Be skeptical of paid advertisements

I was reminded of a key limitation to all information obtained from a reputable news source; there is very little analysis or filtering for accurate recommendations. Within the past week, having been snowed in by an uncharacteristic snow storm for our region, I was inclined to review Yahoo finance’s stock pick recommendations. More importantly, I was interested in high cash dividend yield paying stocks.

Part of the reason for this was pure curiosity, and the other half was necessity. 2025 saw interest rates on savings and certificates of deposit drop significantly with the federal reserve’s return to quantitative easing. For investors such as myself, the fed’s manipulation of the money supply supports speculation and irresponsible parties only interested in stock price manipulation; both which are not sustainable without treasury and fed intervention. Where CD rates were hovering around the low to mid five percent ranges at the end of 2023 and through most of 2024, they saw steep declines in 2025.

This is not surprising as the current administration is following the practice of only gauging their economic policies on the whims of Wall Street and speculative stocks, not the average American household. Nevertheless, this brings me to the main topic of this post; accuracy of investing decisions.

I am still a huge proponent of measured investments; mostly high yield CDs, and high yield cash dividend paying stocks which do not have large fluctuations or swings in price. The article in question was visited on February 4th, and included recommendations for two stocks; Rithm Capital Corp, and Global Net Lease Inc. The article went on indicating above market dividend yields and historic financial performance to support those claims.

Naturally, my interest was piqued and therefore I went into research mode using the charts and data on this website to dissect both companies. What I uncovered following some basic statement searches and analysis is that these companies resemble a lot of what I witnessed in WeWorks back when it was a meme stock, and prior to its failed initial public offering. Their debt to equity ratios, and operating margins are unhealthy and indicate speculative stock pricing.

In contrast, after reviewing the top 100 dividend paying companies list, I settled on a couple reasonably priced firms which actually have viable business models and historic earnings and cash dividend yields; Energizer Holdings Inc. and Ethan Allen Interiors Inc. Both companies appear to have reasonably sound product lines which consumers require (batteries and home furnishings), and they also practice a balanced approach to shares outstanding, removing the possibility for stock manipulations through buyback programs, splits and other tactics to dilute and then pump and dump.

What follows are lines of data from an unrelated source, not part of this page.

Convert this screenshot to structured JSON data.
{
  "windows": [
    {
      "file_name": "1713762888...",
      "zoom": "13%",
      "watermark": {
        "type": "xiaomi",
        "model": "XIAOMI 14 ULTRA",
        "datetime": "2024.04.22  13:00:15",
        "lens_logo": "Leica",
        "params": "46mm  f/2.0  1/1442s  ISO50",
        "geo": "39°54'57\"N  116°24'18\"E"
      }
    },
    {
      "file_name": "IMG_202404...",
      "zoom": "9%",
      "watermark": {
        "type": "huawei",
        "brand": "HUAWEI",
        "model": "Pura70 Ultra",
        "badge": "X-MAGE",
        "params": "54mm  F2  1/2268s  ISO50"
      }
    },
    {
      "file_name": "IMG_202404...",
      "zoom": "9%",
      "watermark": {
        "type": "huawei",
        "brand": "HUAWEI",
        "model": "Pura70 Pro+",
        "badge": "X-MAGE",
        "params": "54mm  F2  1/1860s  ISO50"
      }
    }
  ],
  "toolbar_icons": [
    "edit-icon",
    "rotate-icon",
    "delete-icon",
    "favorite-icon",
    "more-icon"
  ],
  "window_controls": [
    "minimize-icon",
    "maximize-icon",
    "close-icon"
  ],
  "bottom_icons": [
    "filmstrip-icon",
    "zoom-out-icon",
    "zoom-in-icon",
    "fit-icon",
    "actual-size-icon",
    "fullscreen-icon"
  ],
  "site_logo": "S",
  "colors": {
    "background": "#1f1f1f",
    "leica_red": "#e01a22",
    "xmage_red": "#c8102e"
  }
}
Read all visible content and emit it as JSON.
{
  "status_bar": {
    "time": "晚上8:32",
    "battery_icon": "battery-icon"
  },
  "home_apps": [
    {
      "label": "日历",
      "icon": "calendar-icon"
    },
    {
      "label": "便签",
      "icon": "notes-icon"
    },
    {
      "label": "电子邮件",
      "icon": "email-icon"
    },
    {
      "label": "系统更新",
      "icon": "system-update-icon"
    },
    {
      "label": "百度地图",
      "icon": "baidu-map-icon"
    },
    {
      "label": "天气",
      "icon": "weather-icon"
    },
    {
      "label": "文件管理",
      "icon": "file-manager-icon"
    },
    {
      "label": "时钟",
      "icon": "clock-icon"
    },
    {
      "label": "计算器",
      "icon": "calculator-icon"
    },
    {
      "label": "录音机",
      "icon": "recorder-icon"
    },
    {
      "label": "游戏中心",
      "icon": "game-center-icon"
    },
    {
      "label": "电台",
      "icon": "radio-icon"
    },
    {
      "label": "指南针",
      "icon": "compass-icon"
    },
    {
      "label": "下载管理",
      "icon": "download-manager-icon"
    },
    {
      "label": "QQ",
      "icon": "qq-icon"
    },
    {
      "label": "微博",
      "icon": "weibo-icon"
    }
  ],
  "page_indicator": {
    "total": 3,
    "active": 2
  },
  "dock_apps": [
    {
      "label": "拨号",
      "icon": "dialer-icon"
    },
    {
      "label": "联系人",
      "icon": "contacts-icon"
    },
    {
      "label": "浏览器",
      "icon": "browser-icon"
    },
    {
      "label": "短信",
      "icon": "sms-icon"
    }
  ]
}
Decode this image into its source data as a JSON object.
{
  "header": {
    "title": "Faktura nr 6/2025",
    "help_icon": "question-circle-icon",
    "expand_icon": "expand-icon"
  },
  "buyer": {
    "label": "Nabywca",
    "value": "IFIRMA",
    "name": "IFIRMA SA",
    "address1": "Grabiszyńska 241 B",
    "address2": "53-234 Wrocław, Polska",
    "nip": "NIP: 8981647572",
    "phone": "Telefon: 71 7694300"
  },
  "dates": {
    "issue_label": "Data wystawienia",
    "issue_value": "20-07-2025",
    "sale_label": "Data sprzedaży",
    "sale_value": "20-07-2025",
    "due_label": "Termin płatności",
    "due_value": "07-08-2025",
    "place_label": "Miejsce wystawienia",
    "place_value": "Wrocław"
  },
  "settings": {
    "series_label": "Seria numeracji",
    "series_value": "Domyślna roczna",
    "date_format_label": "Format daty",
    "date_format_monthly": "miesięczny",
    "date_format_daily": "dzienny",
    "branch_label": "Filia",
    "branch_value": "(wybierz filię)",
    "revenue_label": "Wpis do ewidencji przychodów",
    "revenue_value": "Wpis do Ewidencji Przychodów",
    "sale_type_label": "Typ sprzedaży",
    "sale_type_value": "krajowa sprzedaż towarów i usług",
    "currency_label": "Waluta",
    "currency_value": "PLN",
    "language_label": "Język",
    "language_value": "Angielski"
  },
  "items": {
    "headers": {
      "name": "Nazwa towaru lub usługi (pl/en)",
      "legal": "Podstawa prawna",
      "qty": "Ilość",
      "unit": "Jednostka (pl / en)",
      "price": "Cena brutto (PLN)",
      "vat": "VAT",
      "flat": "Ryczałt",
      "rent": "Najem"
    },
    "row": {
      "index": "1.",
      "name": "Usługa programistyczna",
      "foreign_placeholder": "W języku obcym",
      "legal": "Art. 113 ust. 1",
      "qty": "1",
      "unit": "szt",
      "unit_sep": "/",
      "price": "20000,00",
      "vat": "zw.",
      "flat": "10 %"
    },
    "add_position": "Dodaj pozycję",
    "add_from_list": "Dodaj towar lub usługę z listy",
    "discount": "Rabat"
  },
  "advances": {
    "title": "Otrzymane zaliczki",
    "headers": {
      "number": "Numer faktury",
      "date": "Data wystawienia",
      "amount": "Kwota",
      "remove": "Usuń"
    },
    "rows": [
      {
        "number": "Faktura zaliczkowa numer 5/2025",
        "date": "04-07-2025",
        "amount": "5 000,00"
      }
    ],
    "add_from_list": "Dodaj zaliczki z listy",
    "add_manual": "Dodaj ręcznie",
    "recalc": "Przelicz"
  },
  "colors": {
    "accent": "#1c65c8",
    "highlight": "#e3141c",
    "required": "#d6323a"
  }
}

Ultimately, any investment and or cash flow strategy should not only be about reasonable and sustainable earnings, it should also center on capital preservation. In today’s information overload and AI hallucinations and/or speculation, a slow and steady strategy wins out in my opinion. I can safely assert that my family has never lost money in the stock market. We continue to earn more interest in CDs and high yield cash dividend stocks than we pay to our home mortgage. That spread continues to widen, and in my book, that is winning.